Naloxone is an opioid antagonist, which temporarily and rapidly reverses the effects of heroin and other opioids. Following overdose by heroin injection, death typically occurs within one to three hours, limiting the window of opportunity to intervene.

Most drug overdose deaths occur in the company of other people, with up to three-quarters of overdoses being witnessed by others. Supplying Take Home Naloxone and training to people within the opioid-using community can be an effective lifesaving intervention.

In 2016-17, Take Home Naloxone was supplied 271 times; in 2017-18 it was supplied 807 times, in 2018-19 it was supplied 1,332 times, and in 2019-20 it was supplied 1,321 times.

Dr Stephen Bergin, Interim Director of Public Health at the PHA said, “The Public Health Agency is committed to ensuring evidence-based interventions are implemented to protect and to improve the health and wellbeing of our population, including those who are most vulnerable. Ensuring availability of Take Home Naloxone reduces risk of premature deaths.”

Changes in legislation in recent years which have made it possible for the PHA to fund Low Threshold Outreach Services to supply naloxone to their clients, and also for naloxone to be supplied not just to individuals at risk but also to anyone who comes into contact with individuals at risk, such as their families or staff who work in homeless hostels.

Key stats in 2019-20 Take Home Naloxone report:

  • Take Home Naloxone was supplied 1,321 times.
  • Packs were used 180 times to attempt to reverse an overdose.
  • The patient survived in 91% (163) of cases.
  • On more occasions it was males (111) who overdosed.

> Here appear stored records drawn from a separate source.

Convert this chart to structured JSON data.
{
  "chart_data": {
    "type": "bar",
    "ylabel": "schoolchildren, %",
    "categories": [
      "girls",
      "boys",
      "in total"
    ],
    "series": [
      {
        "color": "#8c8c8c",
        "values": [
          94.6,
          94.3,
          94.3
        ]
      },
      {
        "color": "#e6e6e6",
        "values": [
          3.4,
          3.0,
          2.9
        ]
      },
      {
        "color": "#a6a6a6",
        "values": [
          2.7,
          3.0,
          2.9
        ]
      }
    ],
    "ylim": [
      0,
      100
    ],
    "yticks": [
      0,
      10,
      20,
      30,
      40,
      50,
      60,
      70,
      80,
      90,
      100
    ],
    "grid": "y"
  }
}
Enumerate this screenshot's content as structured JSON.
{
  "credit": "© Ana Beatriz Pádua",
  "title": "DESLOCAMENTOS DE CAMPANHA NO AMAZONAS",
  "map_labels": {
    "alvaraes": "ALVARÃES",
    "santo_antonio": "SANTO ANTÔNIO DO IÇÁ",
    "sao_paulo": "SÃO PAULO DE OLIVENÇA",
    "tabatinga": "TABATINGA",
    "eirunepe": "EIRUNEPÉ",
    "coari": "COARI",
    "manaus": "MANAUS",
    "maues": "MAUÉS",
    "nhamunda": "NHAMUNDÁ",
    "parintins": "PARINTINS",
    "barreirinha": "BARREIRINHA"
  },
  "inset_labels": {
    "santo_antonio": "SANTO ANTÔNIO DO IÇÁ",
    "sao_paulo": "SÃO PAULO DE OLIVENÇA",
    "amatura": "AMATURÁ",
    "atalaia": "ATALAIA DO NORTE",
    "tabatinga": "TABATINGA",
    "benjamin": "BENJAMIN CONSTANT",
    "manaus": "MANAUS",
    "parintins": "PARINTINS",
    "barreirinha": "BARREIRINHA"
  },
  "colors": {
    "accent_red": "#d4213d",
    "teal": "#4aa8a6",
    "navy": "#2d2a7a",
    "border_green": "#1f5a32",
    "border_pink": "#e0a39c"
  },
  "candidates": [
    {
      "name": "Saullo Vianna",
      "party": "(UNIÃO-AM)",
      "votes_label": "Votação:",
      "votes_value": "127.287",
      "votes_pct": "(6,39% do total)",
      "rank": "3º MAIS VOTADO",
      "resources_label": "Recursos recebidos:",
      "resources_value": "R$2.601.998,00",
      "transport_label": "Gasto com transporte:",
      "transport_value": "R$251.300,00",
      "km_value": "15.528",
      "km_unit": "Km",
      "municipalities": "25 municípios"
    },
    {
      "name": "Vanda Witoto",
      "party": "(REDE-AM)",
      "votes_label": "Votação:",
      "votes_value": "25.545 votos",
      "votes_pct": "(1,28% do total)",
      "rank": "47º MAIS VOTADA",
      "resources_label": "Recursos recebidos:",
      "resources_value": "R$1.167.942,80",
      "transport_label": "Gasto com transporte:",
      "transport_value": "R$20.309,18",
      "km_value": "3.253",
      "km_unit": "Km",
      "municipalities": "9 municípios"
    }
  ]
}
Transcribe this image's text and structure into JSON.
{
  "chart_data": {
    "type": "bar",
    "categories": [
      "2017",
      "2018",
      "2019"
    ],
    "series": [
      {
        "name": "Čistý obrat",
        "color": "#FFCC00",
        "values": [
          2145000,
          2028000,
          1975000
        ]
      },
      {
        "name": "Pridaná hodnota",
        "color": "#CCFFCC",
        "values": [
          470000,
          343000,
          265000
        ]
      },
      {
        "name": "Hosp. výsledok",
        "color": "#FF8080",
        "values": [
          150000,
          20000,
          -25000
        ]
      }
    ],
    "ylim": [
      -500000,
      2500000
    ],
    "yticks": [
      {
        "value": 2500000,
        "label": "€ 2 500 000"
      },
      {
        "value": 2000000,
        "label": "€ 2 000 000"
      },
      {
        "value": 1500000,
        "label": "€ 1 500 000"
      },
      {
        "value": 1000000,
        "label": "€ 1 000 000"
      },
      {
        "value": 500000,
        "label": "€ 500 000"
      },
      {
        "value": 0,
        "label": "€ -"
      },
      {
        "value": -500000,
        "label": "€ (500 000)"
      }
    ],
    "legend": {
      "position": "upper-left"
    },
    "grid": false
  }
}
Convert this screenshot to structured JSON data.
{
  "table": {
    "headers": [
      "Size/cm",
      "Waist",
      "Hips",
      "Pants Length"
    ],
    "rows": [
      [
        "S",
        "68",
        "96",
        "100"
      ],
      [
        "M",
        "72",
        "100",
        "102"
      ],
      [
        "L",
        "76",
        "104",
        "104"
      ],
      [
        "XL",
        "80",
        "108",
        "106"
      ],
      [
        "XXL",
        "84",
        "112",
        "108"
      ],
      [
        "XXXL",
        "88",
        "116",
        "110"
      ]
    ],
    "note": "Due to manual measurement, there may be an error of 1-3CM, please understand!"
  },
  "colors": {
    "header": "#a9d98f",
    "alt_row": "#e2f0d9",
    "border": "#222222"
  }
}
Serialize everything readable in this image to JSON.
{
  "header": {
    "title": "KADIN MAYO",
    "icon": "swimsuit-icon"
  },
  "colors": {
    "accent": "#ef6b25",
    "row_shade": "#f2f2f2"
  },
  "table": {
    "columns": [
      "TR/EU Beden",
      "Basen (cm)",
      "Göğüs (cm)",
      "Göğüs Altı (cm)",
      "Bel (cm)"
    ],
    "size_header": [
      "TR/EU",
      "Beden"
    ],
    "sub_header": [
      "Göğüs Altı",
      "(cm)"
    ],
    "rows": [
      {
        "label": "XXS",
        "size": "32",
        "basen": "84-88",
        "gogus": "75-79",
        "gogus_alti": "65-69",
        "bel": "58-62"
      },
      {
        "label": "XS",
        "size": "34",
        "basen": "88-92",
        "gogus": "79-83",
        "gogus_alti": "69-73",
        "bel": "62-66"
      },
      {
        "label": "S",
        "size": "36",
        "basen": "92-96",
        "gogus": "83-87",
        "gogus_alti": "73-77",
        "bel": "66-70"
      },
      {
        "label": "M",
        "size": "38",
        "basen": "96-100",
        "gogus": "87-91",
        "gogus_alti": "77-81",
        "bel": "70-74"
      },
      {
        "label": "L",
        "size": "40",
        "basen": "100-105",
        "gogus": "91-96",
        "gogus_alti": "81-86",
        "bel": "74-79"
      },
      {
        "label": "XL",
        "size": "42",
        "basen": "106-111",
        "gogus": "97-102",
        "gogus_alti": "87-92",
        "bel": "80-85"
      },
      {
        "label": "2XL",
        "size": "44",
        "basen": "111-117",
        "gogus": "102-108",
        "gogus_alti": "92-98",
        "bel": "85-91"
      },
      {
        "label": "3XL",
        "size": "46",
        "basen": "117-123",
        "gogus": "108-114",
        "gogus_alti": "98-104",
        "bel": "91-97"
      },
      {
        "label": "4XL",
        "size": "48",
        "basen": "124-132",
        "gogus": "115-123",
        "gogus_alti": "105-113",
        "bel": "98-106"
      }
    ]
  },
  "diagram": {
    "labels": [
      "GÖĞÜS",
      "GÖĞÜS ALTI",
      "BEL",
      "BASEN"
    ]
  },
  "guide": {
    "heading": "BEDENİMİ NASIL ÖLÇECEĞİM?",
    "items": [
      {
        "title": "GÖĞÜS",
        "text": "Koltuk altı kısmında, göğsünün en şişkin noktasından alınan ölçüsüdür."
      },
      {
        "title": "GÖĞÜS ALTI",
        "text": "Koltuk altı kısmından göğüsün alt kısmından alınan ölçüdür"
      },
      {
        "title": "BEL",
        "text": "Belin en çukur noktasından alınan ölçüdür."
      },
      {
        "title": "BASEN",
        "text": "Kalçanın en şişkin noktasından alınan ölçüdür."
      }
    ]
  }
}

Females overdosed in 63 cases.
  • In 96 cases use of other drugs besides heroin was reported.
  • Other substances taken in addition to heroin were benzodiazepines (63 cases), pregabalin (22 cases), alcohol (14 cases), opiods including fentanyl, codeine, dihydrocodeine and oxycodone (5 cases), new psychoactive substances (5 cases), methadone (2 cases), and cocaine (1 case).

The 2019-20 annual report on the supply and use of Take Home Naloxone can be found at www.pha.site/NaloxoneReports


Notes to editors:

  • During the period between 1 April 2019 and 31 March 2020, Take Home Naloxone was administered on 180 occasions and in 91% of these cases the patient survived. Please note these are numbers of occasions naloxone was used, not the number of unique individuals to whom it was administered.
  • In 96 cases the use of other drugs (besides heroin) was reported; in 87 of these cases the patient survived.
  • The Take Home Naloxone programme has been in operation in Northern Ireland since 2012 and since then 4,466 packs have been supplied.
  • The programme is coordinated by the Public Health Agency, with support from the Health and Social Care Board. Packs are supplied by staff within individual Health and Social Care Trusts, the Prison Service and voluntary sector drug treatment services. Service User representatives have also played a major role in providing advice, support and training.
  • The PHA currently funds Extern to provide opioid overdose response training (recognising an overdose, CPR and administering Take Home Naloxone), to enable appropriate individuals to provide the training to those at risk.

Take Home Naloxone packs are funded by the Public Health Agency and supplied through the Low Threshold Outreach Services, Community Addiction Services and the Belfast Inclusion Health Service.